Pro-Russia rebels
A pro-Russian separatist climbs atop an armoured personnel carrier as he guards a position in the eastern Ukrainian town of Ilovaysk on Aug. 31, 2014. Reuters/Maxim Shemetov

Australian Prime Minister Tony Abbott said Monday that the country will increase sanctions against Russia amid escalating tension in eastern Ukraine. Australia's decision comes despite Russia's foreign minister asserting that his country will not conduct a military intervention in Ukraine.

According to the terms of the sanctions, Australia will stop exporting arms to Moscow and deny Russian state-owned banks fresh access to the Australian financial market. Australia will also not make any new investments in Crimea, which Russia annexed in March, and will place targeted travel bans and financial sanctions against specific Russian and Ukrainian nationals. On Sunday, Russian President Vladimir Putin reportedly pushed for talks between Ukraine and pro-Moscow rebels to grant a form of "statehood" to eastern Ukraine.
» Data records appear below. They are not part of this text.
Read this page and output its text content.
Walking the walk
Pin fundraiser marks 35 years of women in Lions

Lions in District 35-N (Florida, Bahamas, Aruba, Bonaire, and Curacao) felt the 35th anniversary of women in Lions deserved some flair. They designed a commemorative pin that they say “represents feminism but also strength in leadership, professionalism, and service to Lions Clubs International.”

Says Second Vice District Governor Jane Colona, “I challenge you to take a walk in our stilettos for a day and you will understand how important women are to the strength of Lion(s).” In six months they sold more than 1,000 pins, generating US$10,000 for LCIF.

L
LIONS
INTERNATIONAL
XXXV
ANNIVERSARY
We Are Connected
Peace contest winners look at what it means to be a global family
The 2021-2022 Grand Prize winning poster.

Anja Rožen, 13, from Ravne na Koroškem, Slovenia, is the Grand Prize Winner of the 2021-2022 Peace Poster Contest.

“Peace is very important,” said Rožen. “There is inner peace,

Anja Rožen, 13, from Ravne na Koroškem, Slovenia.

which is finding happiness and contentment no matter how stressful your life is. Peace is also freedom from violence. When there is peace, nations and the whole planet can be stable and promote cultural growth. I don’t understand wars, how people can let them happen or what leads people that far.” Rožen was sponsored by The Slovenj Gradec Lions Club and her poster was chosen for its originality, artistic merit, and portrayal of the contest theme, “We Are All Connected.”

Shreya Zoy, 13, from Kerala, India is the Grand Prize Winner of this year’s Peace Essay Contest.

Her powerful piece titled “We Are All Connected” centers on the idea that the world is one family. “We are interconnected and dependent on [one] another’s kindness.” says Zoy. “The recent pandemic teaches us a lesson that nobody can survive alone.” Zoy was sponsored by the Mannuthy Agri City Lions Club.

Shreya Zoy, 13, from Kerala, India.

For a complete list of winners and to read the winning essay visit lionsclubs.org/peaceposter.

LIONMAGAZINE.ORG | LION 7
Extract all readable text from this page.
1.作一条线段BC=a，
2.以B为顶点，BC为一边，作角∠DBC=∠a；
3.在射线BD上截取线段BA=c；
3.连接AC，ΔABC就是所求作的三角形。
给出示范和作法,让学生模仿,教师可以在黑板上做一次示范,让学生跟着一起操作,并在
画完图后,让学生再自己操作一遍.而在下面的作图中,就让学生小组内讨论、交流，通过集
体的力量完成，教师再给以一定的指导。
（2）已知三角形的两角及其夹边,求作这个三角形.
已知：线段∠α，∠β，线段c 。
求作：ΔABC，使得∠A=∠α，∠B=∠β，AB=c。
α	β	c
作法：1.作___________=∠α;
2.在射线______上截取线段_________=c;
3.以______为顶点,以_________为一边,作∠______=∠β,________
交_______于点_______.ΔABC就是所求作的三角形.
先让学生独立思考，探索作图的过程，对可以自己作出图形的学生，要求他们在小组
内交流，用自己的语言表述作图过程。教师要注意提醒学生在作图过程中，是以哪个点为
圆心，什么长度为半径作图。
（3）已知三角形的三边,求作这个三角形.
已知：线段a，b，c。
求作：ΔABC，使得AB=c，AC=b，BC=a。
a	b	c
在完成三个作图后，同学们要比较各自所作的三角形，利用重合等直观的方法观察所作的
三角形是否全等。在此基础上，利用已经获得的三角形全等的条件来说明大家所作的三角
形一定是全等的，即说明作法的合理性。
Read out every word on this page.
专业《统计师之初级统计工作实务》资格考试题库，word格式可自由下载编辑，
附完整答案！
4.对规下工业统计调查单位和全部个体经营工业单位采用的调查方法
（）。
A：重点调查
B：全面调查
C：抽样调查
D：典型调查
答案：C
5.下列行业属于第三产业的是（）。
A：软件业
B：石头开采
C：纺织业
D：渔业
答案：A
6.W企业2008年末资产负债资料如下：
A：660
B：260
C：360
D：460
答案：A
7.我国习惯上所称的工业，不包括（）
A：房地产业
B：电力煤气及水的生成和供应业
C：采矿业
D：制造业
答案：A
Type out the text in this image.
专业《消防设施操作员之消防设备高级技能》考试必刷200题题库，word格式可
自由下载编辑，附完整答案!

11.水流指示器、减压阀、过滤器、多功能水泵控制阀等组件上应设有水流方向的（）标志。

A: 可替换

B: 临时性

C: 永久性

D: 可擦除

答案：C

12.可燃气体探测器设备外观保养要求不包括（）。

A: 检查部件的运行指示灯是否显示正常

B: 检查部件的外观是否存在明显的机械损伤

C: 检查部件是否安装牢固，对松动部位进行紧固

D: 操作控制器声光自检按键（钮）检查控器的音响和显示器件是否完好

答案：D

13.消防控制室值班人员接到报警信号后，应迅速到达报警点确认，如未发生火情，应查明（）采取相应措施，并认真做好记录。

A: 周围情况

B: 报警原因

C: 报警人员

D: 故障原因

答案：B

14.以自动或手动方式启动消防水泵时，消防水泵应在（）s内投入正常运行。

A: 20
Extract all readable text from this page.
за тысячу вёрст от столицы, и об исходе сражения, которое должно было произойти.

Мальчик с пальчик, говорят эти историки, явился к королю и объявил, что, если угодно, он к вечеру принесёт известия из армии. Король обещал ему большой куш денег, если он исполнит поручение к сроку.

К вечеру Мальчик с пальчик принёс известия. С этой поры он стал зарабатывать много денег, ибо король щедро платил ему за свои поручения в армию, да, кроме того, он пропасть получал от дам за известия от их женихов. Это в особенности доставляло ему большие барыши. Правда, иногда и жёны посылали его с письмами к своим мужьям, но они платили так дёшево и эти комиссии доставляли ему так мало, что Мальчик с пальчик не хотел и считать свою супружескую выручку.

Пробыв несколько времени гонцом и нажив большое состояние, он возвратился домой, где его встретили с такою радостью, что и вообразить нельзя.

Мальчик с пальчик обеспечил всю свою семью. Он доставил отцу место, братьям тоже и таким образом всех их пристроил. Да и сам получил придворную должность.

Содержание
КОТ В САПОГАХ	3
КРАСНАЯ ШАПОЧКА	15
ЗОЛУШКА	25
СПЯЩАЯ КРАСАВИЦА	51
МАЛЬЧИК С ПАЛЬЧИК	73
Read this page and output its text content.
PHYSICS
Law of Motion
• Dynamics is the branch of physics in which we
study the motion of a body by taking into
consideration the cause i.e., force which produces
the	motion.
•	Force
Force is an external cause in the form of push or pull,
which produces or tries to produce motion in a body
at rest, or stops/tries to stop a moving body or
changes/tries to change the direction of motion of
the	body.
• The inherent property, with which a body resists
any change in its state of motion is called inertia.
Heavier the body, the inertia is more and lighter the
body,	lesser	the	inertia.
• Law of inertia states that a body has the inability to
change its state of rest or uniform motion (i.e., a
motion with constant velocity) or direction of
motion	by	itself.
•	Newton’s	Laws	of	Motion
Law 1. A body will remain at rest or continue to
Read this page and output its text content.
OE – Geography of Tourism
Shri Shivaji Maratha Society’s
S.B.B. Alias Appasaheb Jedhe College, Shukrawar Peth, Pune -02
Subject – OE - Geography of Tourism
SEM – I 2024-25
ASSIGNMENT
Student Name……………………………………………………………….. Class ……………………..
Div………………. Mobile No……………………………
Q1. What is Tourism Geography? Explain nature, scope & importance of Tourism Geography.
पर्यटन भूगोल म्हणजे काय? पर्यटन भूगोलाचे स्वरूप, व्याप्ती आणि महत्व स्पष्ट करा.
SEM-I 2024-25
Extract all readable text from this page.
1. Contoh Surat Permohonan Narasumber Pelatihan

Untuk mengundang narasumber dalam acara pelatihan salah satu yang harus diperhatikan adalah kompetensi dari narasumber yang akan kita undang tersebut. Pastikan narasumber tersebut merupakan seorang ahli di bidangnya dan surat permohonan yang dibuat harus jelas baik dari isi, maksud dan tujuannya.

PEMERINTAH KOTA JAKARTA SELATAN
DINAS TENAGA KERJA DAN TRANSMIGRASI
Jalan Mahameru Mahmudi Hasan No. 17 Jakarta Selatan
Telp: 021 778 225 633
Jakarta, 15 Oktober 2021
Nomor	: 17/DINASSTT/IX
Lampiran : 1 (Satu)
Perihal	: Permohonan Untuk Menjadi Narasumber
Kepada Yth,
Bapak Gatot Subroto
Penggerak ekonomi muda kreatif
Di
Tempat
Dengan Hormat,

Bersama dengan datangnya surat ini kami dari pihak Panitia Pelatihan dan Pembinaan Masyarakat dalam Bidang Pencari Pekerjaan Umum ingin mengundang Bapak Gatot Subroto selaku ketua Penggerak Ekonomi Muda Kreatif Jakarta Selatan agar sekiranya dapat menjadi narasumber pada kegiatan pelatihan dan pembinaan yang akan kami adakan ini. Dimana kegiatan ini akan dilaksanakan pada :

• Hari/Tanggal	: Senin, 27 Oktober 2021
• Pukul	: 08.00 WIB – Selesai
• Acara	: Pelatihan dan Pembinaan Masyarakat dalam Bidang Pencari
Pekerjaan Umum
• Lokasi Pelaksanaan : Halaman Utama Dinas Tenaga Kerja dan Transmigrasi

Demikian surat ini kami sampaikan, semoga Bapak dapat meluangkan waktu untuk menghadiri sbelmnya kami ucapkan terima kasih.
“Russia quite brazenly is trying to break the eastern Ukraine away from Ukraine itself into a separate country. If Russia persists in its attempt to break up a neighbouring country that has done it no harm, it risks becoming an international pariah,” Abbott said Monday, according to The Guardian, adding: “The bullying of small nations by big ones and assertions that might is right should have no place in our world.”

The fresh set of bans from Australia will affect 63 Russian and Ukrainian individuals, along with 21 corporations, according to The Guardian. So far, the Australian government has targeted 113 individuals and 32 entities in total.

Meanwhile, authorities in Kiev said Monday, according to Agence France-Presse, that Ukrainian troops are fighting a Russian tank division in the city of Luhansk. Last week, Kiev had also claimed that Russia had moved its troops and tanks into the eastern Ukrainian city of Donetsk.

Russia has previously denied wanting to invade Ukraine while Sergei Lavrov, Russia’s Minister of Foreign Affairs, on Monday asked Kiev to order its forces to stop using heavy weaponry against civilians and rebels. He also called on Ukraine's government to arrange a cease-fire with the pro-Moscow rebels.

“There will be no military interference. We are committed exclusively to the peaceful settlement of this deep crisis, this tragedy,” Lavrov said, according to Itar-Tass, adding: “The most important is that Washington and Brussels demand from Kiev the same that they demand in all other conflicts: to stop using heavy weaponry and aviation against civil facilities and civilians.”

"I expect that the talks started earlier in the day will be dedicated to a task of fixing, immediately and without preconditions, terms for a ceasefire," Lavrov added, according to Itar-Tass.